# offshore venice la



## mulletslayer (Oct 9, 2009)

went offshore with some outstanding gents from the us navy thanks guys really had a great time 

so any way booked trip with capt mike ellis out of venice la on the relentess that guy really knows his shit 

so after a 50 to 70 mile run in the gulf to the floaters we throw a small blue runner in the water 5 min we hook 

a 100 to 120 yellow fin tuna i thought i was tough until a hooked a real fish man they are strong whole new respect

for the fish anyways after 30 min and two fisherman later we land the fish. we ended up catching 7 more in 75 to 35 pound range 

sorry for only one pic jim will post the rest of the pics later thanks everyone


----------



## fisheye48 (Sep 28, 2007)

WELCOME!!! great first post...keep the reports coming


----------



## DoubleD (Oct 2, 2007)

Dave, that was a great trip!

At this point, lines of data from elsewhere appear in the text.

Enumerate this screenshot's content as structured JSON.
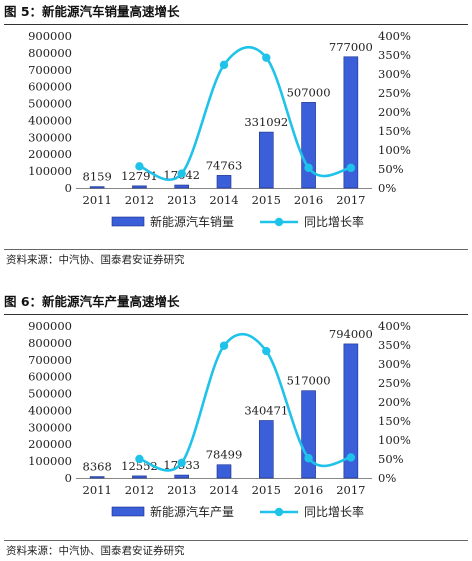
{
  "chart_data": [
    {
      "type": "bar",
      "title": "图 5：新能源汽车销量高速增长",
      "categories": [
        "2011",
        "2012",
        "2013",
        "2014",
        "2015",
        "2016",
        "2017"
      ],
      "series": [
        {
          "name": "新能源汽车销量",
          "type": "bar",
          "axis": "left",
          "values": [
            8159,
            12791,
            17642,
            74763,
            331092,
            507000,
            777000
          ],
          "color": "#3a5fd9"
        },
        {
          "name": "同比增长率",
          "type": "line",
          "axis": "right",
          "values": [
            null,
            0.57,
            0.38,
            3.24,
            3.43,
            0.53,
            0.53
          ],
          "color": "#1fc3ea"
        }
      ],
      "data_labels": [
        "8159",
        "12791",
        "17642",
        "74763",
        "331092",
        "507000",
        "777000"
      ],
      "ylim": [
        0,
        900000
      ],
      "yticks": [
        "0",
        "100000",
        "200000",
        "300000",
        "400000",
        "500000",
        "600000",
        "700000",
        "800000",
        "900000"
      ],
      "y2lim": [
        0,
        4.0
      ],
      "y2ticks": [
        "0%",
        "50%",
        "100%",
        "150%",
        "200%",
        "250%",
        "300%",
        "350%",
        "400%"
      ],
      "legend": "bottom",
      "grid": false,
      "source": "资料来源：中汽协、国泰君安证券研究"
    },
    {
      "type": "bar",
      "title": "图 6：新能源汽车产量高速增长",
      "categories": [
        "2011",
        "2012",
        "2013",
        "2014",
        "2015",
        "2016",
        "2017"
      ],
      "series": [
        {
          "name": "新能源汽车产量",
          "type": "bar",
          "axis": "left",
          "values": [
            8368,
            12552,
            17533,
            78499,
            340471,
            517000,
            794000
          ],
          "color": "#3a5fd9"
        },
        {
          "name": "同比增长率",
          "type": "line",
          "axis": "right",
          "values": [
            null,
            0.5,
            0.4,
            3.48,
            3.34,
            0.52,
            0.54
          ],
          "color": "#1fc3ea"
        }
      ],
      "data_labels": [
        "8368",
        "12552",
        "17533",
        "78499",
        "340471",
        "517000",
        "794000"
      ],
      "ylim": [
        0,
        900000
      ],
      "yticks": [
        "0",
        "100000",
        "200000",
        "300000",
        "400000",
        "500000",
        "600000",
        "700000",
        "800000",
        "900000"
      ],
      "y2lim": [
        0,
        4.0
      ],
      "y2ticks": [
        "0%",
        "50%",
        "100%",
        "150%",
        "200%",
        "250%",
        "300%",
        "350%",
        "400%"
      ],
      "legend": "bottom",
      "grid": false,
      "source": "资料来源：中汽协、国泰君安证券研究"
    }
  ]
}
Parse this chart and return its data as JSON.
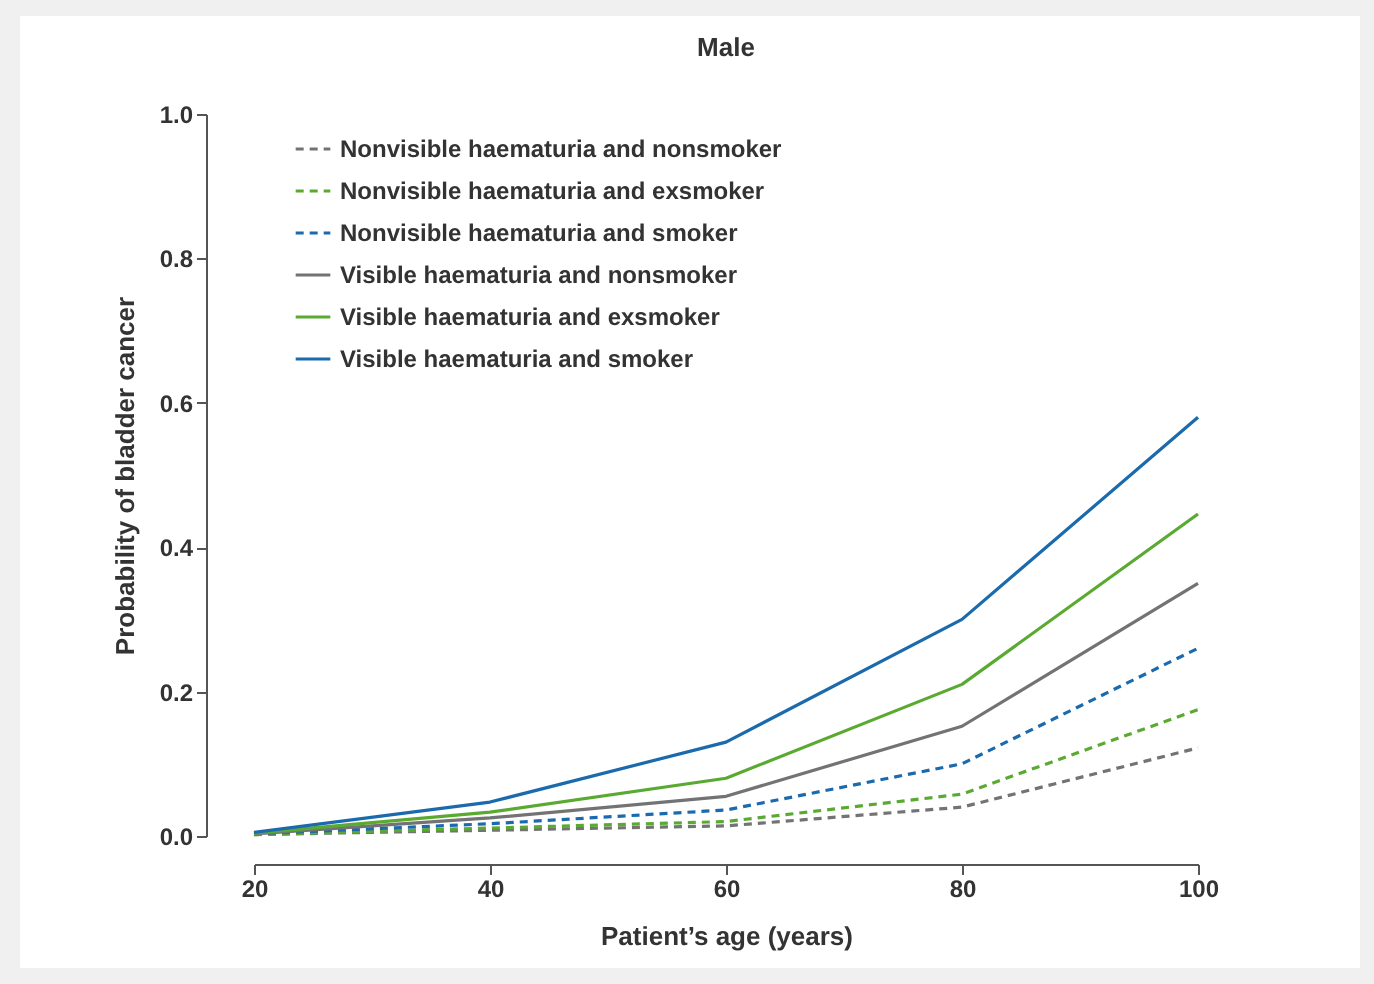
{
  "chart_data": {
    "type": "line",
    "title": "Male",
    "xlabel": "Patient’s age (years)",
    "ylabel": "Probability of bladder cancer",
    "x": [
      20,
      40,
      60,
      80,
      100
    ],
    "xlim": [
      20,
      100
    ],
    "xticks": [
      20,
      40,
      60,
      80,
      100
    ],
    "ylim": [
      0,
      1
    ],
    "yticks": [
      {
        "value": 0,
        "label": "0.0"
      },
      {
        "value": 0.2,
        "label": "0.2"
      },
      {
        "value": 0.4,
        "label": "0.4"
      },
      {
        "value": 0.6,
        "label": "0.6"
      },
      {
        "value": 0.8,
        "label": "0.8"
      },
      {
        "value": 1,
        "label": "1.0"
      }
    ],
    "grid": false,
    "legend": "top left",
    "marker": "none",
    "series": [
      {
        "name": "Nonvisible haematuria and nonsmoker",
        "color": "#737373",
        "line_style": "dashed",
        "values": [
          0.002,
          0.008,
          0.014,
          0.04,
          0.122
        ]
      },
      {
        "name": "Nonvisible haematuria and exsmoker",
        "color": "#5aaa32",
        "line_style": "dashed",
        "values": [
          0.002,
          0.011,
          0.02,
          0.058,
          0.175
        ]
      },
      {
        "name": "Nonvisible haematuria and smoker",
        "color": "#1a6aad",
        "line_style": "dashed",
        "values": [
          0.003,
          0.017,
          0.036,
          0.1,
          0.26
        ]
      },
      {
        "name": "Visible haematuria and nonsmoker",
        "color": "#737373",
        "line_style": "solid",
        "values": [
          0.003,
          0.025,
          0.055,
          0.152,
          0.35
        ]
      },
      {
        "name": "Visible haematuria and exsmoker",
        "color": "#5aaa32",
        "line_style": "solid",
        "values": [
          0.004,
          0.033,
          0.08,
          0.21,
          0.446
        ]
      },
      {
        "name": "Visible haematuria and smoker",
        "color": "#1a6aad",
        "line_style": "solid",
        "values": [
          0.005,
          0.047,
          0.13,
          0.3,
          0.58
        ]
      }
    ]
  }
}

The fishing was great and the company even better.

For everyone that is wondering how they fish out there; we stopped at a close wreck fist for live bait and quickly loaded up on 20+ hardtails. The hardtails we kept were smaller than I would have expected, if they were larger than the length of your hand they went back. From there we headed out to the far floaters but stopped after about five miles for some open water tuna that were under a frigate bird. That stop should definetly put the blue/green water debate to rest, the water was a nasty,dirty green that you could hardly see into but full of beautifull tuna. They will go where ever the bait is. We caught one small yellowfin at this stop and Jim T had nice 60-80 lb yellow blow-up on his popper. If you have never seen fish this size crash a topwater lure, it is truly heart stopping. From there we headed out to the floaters like Dave said and bump trolled live hardtails. We only fishing two baits at a time and that was plenty with the amount of action we had. When the bite slowed down Capt. Mike kept two baits in but would live chum with the extra hardtails whenever we had tuna under the boat and would get a bite almost every time.

Mike, I told the Capt. hi for you and he definitely remembered you and your dad. He said he had a great time with you guys.

Between Capt. Mike Ellis and his boat the 33' Freeman, I don't think there is a better charter out of Venice. He works his butt off and will do what ever it takes to catch some fish. 

Dustin


----------



## BlueH20Fisher (Mar 20, 2008)

Mike is awesome and knows his tunas. One thing about Venice though, just because it's green or even brown on top, doesn't mean it's not beautiful blue 1' down. It's truly a sportsman's paradise. Congrats on a good trip.


----------



## mdrobe2 (Oct 12, 2007)

Thanks for the mention Dustin and I am glad Captain Mike knows the PFF is sending him some business. We had a great 2 days fishing with him and plan to do it again soon! Really glad you all got on some fish!


----------



## chefpomp (Apr 16, 2009)

Nice tuna. Should be able to get some nice steaks out of that.


----------